Two examples of how the lynch mobs are out in force in places where formerly they were least present.In previously moderate Tunisia, now under Muslim Brotherhood rule, thousands of Salafists paraded, chanting to kill the Jews in order to enter paradise. The new Tunisian constitution contains a provision that the country could never recognize Israel. Almost a half-century ago, Tunisia’s then leader was the first Arab politician to call for recognizing Israel. We’re still waiting.

In Morocco, perhaps the overall most moderate country in the Arabic-speaking world, a meeting of the Mediterranean Parliamentary Union was held. Israel, which has a parliamentary system and is on the Mediterranean (I can see the sea from my roof), is a member of this group. Consequently one Israeli attended the meeting.
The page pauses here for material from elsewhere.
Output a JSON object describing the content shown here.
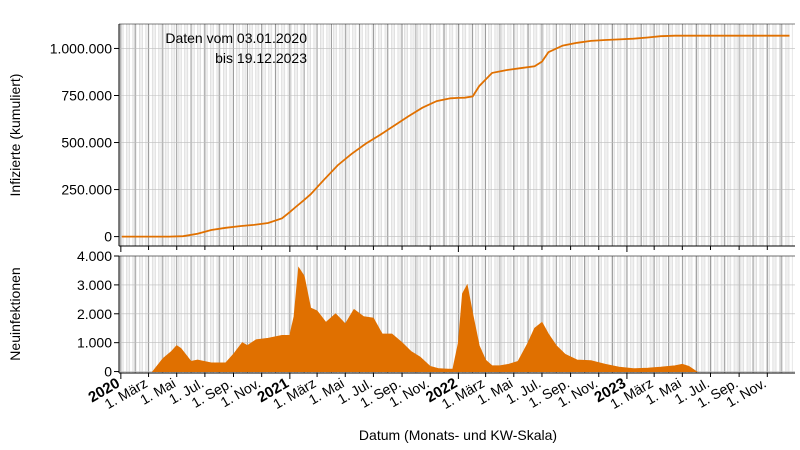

The result was a riot in which thousands of Moroccans assaulted the building and the leader of the ruling Islamist party complained at how the country’s soil had been tainted.

I won’t bother citing a thousand other examples. But with the triumph of revolutionary Islamists and the throwing down the memory hole of decades of disastrous Arab anti-Israel policies, the Arabic-speaking world is becoming more radical on this issue. It is now joined by Turkey and Iran.

They hate us; they despise us; they want to kill us.